Os dois grupos são inimigos, claro. E são os conflitos criados por essas visões de mundo que tornam a série tão boa.

“O Diabo a Cada dia” é uma longa estrelado por Tom Holland (o novo Spiderman) e realizado pelo americano/brasileiro António Campos. Aqui somos apresentados à saga de Arvin Russel, um jovem morador do Bible Belt americano, uma terra de vacas, consanguinidade descontrolada e pastores fanáticos. O excesso de Deus nas vidas das pessoas que vivem naquela região leva a que também exista uma omnipresença do Diabo. Os personagens cometem pecados capitais justamente por não se permitirem pecadilhos menores.

Essas ficções servem como excelente ponto de partida para enquadrar alguns aspetos do mundo contemporâneo.

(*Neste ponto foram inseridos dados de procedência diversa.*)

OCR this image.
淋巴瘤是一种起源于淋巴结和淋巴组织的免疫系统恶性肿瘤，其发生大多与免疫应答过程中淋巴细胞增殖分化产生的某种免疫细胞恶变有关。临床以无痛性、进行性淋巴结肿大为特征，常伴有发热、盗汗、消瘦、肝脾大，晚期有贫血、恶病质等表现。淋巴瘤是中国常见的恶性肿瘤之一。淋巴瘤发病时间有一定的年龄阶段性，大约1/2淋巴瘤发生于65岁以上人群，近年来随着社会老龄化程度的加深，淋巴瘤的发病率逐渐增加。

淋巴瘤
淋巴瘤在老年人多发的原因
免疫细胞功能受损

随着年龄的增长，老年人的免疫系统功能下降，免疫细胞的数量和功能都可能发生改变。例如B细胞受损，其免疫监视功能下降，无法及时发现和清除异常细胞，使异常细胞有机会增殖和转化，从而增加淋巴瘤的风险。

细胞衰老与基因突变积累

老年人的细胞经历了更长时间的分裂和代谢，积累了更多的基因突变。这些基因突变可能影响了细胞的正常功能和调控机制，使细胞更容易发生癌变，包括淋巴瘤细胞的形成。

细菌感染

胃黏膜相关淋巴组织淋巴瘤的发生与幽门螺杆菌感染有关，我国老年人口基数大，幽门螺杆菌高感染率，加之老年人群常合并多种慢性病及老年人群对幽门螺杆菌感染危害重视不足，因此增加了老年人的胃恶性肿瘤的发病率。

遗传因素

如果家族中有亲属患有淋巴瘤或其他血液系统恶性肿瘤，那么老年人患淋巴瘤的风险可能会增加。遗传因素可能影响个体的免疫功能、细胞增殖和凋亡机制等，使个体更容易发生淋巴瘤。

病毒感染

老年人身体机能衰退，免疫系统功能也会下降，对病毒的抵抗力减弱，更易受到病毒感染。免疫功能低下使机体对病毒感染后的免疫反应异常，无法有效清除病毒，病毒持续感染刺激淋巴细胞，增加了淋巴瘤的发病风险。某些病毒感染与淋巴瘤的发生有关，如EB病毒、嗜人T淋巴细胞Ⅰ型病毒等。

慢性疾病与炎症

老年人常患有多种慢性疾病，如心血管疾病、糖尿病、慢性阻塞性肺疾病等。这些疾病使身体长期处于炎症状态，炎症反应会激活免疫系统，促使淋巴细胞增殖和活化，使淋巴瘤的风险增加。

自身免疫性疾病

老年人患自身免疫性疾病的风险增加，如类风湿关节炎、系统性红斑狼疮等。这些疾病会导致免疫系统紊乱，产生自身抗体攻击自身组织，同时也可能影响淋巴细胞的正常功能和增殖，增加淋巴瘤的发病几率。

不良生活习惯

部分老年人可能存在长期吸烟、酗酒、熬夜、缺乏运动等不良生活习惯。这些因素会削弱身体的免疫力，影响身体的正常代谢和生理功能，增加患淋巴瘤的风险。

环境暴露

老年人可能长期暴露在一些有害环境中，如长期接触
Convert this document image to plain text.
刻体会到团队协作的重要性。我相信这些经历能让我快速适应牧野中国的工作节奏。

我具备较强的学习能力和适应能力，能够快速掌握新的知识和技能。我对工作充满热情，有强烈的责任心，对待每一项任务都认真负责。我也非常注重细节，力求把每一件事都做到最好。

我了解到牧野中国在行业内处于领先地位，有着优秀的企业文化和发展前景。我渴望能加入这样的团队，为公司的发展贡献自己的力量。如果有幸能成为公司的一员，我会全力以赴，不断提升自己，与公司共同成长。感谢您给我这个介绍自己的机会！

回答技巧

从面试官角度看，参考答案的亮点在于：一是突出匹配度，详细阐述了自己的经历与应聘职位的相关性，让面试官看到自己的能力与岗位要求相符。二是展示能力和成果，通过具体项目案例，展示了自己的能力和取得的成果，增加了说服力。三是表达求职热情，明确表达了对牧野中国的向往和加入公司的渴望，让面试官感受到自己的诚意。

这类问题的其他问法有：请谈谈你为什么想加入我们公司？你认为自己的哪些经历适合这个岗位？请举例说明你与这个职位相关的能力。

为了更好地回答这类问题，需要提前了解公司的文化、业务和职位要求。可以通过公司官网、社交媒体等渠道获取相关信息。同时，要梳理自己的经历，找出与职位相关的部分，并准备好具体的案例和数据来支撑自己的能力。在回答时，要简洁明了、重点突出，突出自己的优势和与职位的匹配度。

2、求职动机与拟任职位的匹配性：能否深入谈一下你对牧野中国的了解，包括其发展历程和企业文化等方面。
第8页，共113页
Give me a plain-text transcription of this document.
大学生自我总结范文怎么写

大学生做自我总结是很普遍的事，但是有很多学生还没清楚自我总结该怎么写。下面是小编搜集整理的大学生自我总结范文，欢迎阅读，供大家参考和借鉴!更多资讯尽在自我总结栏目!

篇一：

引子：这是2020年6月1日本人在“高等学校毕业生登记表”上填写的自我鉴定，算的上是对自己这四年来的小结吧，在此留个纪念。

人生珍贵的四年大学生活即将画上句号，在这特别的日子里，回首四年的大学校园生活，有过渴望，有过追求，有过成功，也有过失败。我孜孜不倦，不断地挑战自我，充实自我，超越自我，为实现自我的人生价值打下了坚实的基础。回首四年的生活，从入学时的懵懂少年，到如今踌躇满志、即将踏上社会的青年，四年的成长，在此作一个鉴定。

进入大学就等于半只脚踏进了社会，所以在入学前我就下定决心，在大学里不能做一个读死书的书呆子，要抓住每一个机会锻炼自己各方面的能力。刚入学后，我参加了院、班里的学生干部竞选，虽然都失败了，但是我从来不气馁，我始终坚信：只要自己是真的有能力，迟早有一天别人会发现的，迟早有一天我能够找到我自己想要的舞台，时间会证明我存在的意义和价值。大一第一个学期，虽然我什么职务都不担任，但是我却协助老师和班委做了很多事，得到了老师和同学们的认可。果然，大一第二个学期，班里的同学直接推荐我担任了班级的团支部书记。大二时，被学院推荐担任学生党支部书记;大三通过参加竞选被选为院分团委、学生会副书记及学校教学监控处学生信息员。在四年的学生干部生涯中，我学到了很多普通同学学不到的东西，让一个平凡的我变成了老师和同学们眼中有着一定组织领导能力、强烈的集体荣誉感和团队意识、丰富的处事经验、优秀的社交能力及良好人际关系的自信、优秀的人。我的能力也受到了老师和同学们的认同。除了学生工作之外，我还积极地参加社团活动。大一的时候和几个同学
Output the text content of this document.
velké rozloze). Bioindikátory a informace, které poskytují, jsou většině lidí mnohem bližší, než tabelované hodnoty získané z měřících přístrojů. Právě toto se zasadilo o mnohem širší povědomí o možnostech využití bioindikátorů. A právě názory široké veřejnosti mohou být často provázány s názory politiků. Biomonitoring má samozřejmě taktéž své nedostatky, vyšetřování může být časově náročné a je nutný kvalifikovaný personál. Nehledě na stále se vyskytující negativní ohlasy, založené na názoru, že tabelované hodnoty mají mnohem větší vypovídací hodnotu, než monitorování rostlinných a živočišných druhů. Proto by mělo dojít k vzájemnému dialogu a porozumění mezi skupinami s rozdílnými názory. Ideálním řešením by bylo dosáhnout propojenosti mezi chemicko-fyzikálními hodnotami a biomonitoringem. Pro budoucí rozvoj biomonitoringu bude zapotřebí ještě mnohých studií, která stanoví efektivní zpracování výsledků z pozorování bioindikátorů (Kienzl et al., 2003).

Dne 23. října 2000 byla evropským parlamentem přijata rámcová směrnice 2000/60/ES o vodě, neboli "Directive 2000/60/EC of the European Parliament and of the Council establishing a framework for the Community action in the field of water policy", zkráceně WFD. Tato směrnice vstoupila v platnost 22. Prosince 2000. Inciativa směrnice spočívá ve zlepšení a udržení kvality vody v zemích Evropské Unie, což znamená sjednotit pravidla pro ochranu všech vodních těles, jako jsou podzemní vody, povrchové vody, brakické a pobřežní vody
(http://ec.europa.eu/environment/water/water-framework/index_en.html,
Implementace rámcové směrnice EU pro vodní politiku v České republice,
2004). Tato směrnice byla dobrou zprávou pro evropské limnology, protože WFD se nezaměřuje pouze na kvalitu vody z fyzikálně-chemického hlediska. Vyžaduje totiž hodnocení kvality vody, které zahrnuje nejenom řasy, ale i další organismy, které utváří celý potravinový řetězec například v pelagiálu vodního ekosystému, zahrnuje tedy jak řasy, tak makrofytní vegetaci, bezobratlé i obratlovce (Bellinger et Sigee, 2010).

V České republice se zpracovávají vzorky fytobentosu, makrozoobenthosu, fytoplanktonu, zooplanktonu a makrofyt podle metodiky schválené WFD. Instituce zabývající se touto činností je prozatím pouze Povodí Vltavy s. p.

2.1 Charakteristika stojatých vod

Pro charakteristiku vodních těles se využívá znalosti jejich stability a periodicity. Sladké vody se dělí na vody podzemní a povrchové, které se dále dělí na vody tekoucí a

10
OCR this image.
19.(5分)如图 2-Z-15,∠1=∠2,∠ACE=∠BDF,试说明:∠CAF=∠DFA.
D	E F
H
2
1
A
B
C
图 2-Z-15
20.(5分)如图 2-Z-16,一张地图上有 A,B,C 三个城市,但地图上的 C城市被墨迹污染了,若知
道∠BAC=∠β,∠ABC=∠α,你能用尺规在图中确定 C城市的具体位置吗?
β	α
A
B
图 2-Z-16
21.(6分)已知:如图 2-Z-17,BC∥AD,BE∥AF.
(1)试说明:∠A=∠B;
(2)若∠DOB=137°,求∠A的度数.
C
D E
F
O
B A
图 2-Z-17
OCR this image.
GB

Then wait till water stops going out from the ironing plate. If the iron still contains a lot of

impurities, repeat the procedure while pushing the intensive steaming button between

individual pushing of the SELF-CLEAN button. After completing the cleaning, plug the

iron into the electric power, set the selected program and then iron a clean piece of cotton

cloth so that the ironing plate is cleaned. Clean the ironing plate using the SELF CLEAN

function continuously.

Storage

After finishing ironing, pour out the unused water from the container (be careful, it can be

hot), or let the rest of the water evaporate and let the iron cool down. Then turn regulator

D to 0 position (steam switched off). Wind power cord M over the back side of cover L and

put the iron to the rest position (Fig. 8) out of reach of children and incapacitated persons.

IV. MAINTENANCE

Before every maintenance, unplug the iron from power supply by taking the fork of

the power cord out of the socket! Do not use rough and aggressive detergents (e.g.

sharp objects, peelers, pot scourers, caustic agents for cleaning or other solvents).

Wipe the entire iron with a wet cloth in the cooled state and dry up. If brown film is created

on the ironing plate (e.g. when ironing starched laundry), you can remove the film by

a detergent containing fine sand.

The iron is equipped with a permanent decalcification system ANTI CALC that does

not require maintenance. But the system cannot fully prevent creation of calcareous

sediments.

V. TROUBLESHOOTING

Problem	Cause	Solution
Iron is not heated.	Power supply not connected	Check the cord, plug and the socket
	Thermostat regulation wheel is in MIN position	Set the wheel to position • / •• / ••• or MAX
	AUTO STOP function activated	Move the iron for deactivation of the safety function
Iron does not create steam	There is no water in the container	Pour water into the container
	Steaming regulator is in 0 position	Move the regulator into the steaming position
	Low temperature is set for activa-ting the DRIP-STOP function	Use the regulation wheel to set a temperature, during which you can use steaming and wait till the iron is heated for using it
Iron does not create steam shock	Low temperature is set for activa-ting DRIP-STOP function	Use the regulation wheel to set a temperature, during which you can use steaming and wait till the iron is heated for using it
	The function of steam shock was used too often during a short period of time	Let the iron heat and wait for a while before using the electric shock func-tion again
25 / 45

Numa espécie de “recall” da Idade Média, vivemos as últimas décadas a dividir o mundo entre cristãos e muçulmanos. Apesar de falsa, precária, reducionista, deu jeito tal arrumação. Gostamos de coisas binárias, certo ou errado, preto ou branco, bom ou mau, somos animais pouco sofisticados e maniqueístas.

Como estamos a regredir socialmente, a divisão que interessa agora é ainda mais torpe, é a que promove a cisão entre cristãos radicais e os “outros” (ou seja, todos aqueles que não levam a sério leituras do Velho Testamento ao pé da letra e descontextualizadas de qualquer ciência ou sensibilidade histórica).

Basta tentar falar de religião com os adeptos de Trump para perceber que o buraco é mais em baixo. Ou com bolsonaristas.

O fervor que sentem dever ao grande líder encontra espelho numa devoção a um Deus perverso, impiedoso e extremamente ocupado com o que as pessoas fazem ou não com os próprios orifícios.

O Deus que eles seguem é, sublime paradoxo, um Deus desalmado. Um Deus obtuso e furioso, que renega a humanidade, pune a sexualidade, é hipócrita, ambicioso, vaidoso. É um Deus que gosta de ostentar, que ama o ouro nas paredes dos templos, que acha graça em disputar eleições. É um Deus criado para punir, matar, destruir. É um Deus que eu não acredito, mas que me dá medo mesmo assim.

Ou como diria o meu Tio Olavo: “Deus salve-nos desse Deus.”